Étienne Polverel (1740–1795) was a French lawyer, aristocrat, and revolutionary. He was a member of the Jacobin club. In 1792, he and Leger Felicite Sonthonax were sent to Saint-Domingue to suppress a slave revolt. Polverel was an abolitionist and after a few years he had emancipated the slaves of the colony and given them political equality.

Born in Bearn, Polverel served as syndic for the region, then served as a jurist for the Parlement of Paris.
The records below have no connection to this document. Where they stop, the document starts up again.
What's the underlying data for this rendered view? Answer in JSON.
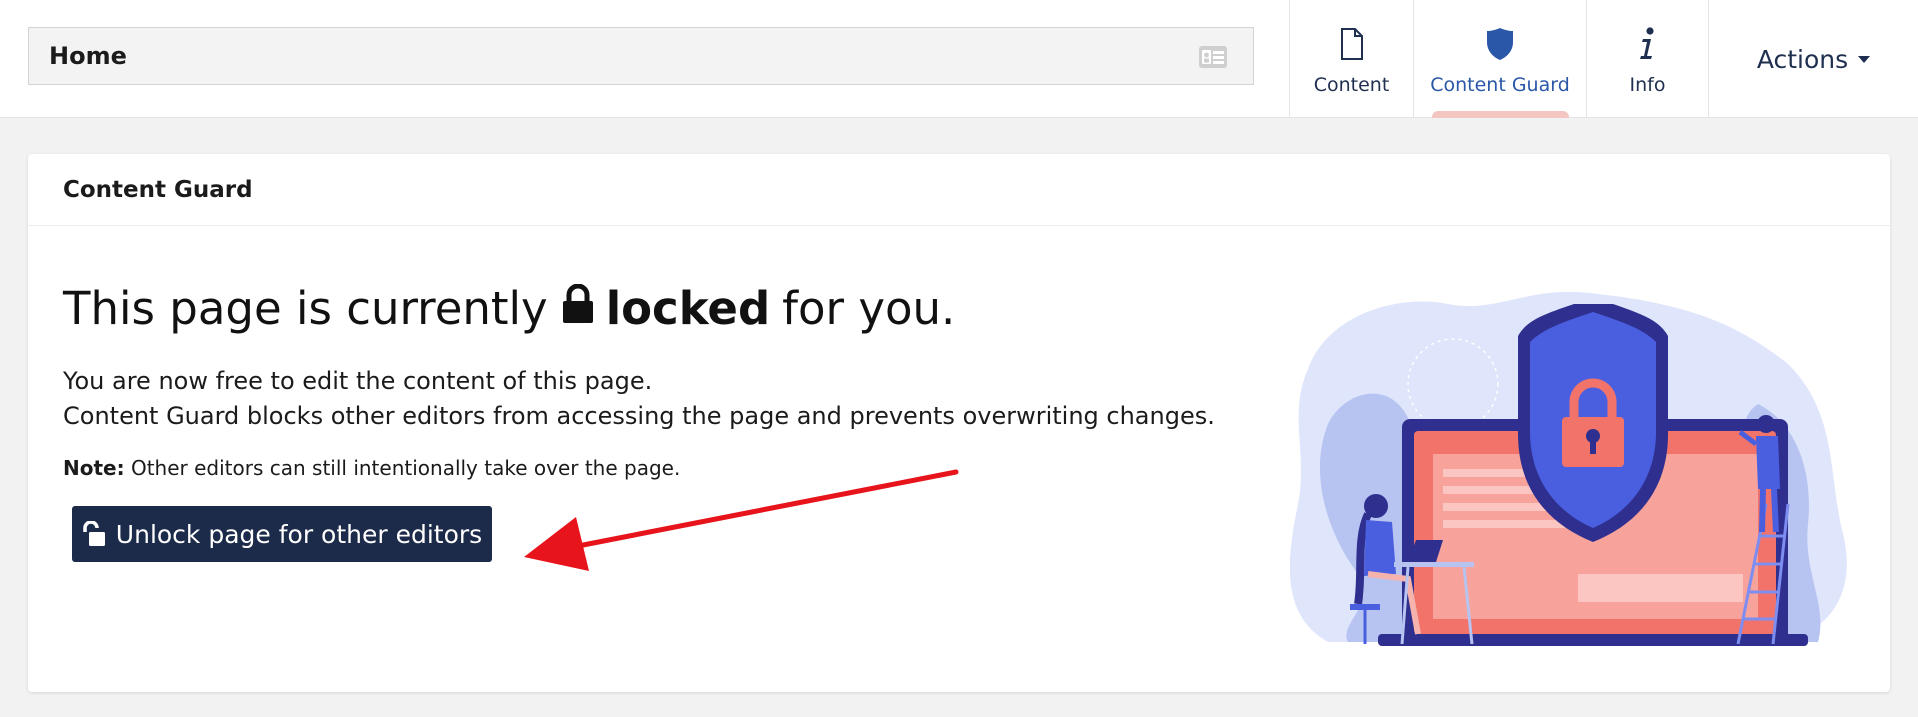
{
  "header": {
    "node_name": "Home",
    "tabs": [
      {
        "label": "Content",
        "icon": "file-icon"
      },
      {
        "label": "Content Guard",
        "icon": "shield-icon",
        "active": true
      },
      {
        "label": "Info",
        "icon": "info-icon"
      }
    ],
    "actions_label": "Actions"
  },
  "panel": {
    "title": "Content Guard",
    "headline_pre": "This page is currently",
    "headline_bold": "locked",
    "headline_post": "for you.",
    "desc_line1": "You are now free to edit the content of this page.",
    "desc_line2": "Content Guard blocks other editors from accessing the page and prevents overwriting changes.",
    "note_label": "Note:",
    "note_text": "Other editors can still intentionally take over the page.",
    "unlock_button": "Unlock page for other editors"
  },
  "colors": {
    "accent": "#2a57a8",
    "button_bg": "#1c2b4a",
    "active_tab_underline": "#f3c6c1",
    "arrow": "#e8141c"
  }
}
Etienne Polverel came from a wealthy, aristocratic background. By profession he was a lawyer. Polverel was also a Freemason and a member of the Jacobin Club. Some of the members in his Masonic lodge in Bordeaux were free blacks from Saint-Domingue, so he had early contacts with them before being sent to the colony on September 17, 1792.

Polverel was sent to Saint-Domingue along with Leger Felicite Sonthonax to enforce a law passed on April 4, 1792, which decreed that free blacks and whites in the colony were to have equal rights. Jacques Pierre Brissot, a prominent abolitionist at the time, lobbied for them to be sent and ensured that they were. The rights that were then denied to free blacks were the franchise and the right to hold office in the Colonial Assembly (the legislative body that ran internal affairs in the colony). The Assembly was at the time run only by whites. About 10,000 French troops went with Polverel and Sonthonax to help enforce the April 4th decree.
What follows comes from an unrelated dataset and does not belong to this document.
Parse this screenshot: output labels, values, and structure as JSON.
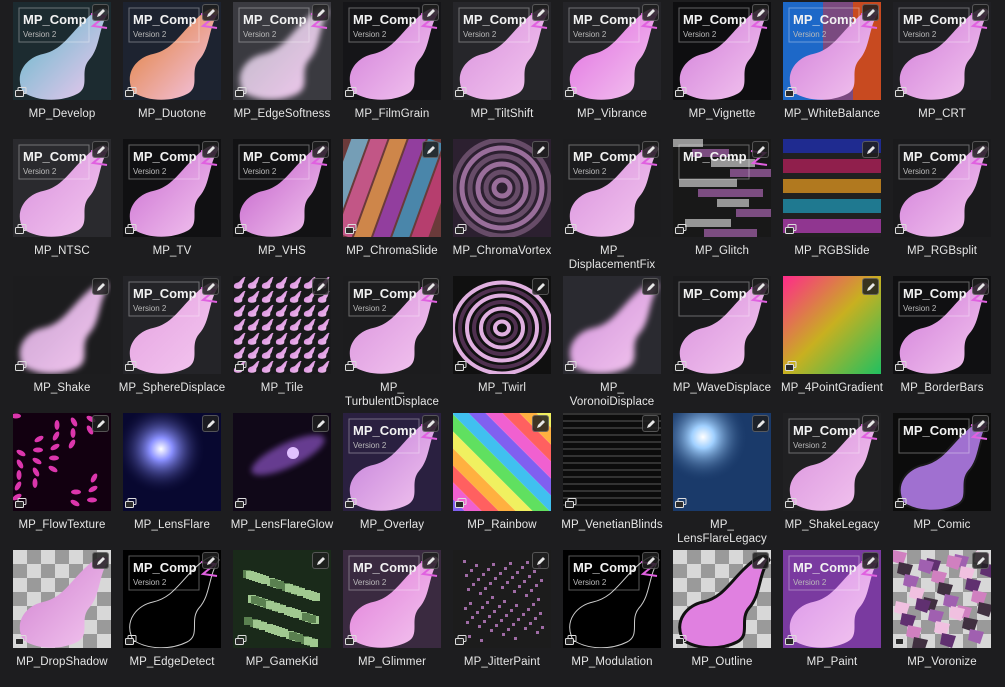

In 1795, after issuing emancipation proclamations in Saint-Domingue, Polverel was recalled to France. The National Convention had passed its own abolition of slavery, which vindicated Polverel and Sonthonax. However, plantation owners in France were furious with Polverel for having done so, so they put him on trial once he returned to France. The Committee of Public Safety deliberated for a few months on what to do about Sonthonax and Polverel, but Polverel got sick and died before a verdict on his fate was reached.

Like many Jacobins, Polverel was a fervent supporter of the Revolution and its ideals. He was also a nationalist. Polverel was primarily committed to upholding the laws of the French assembly. In the Jacobin view, those who dissented from passed laws were not in the opposition, they were counter-revolutionaries to be dealt with harshly. Polverel seemed to have agreed with this view.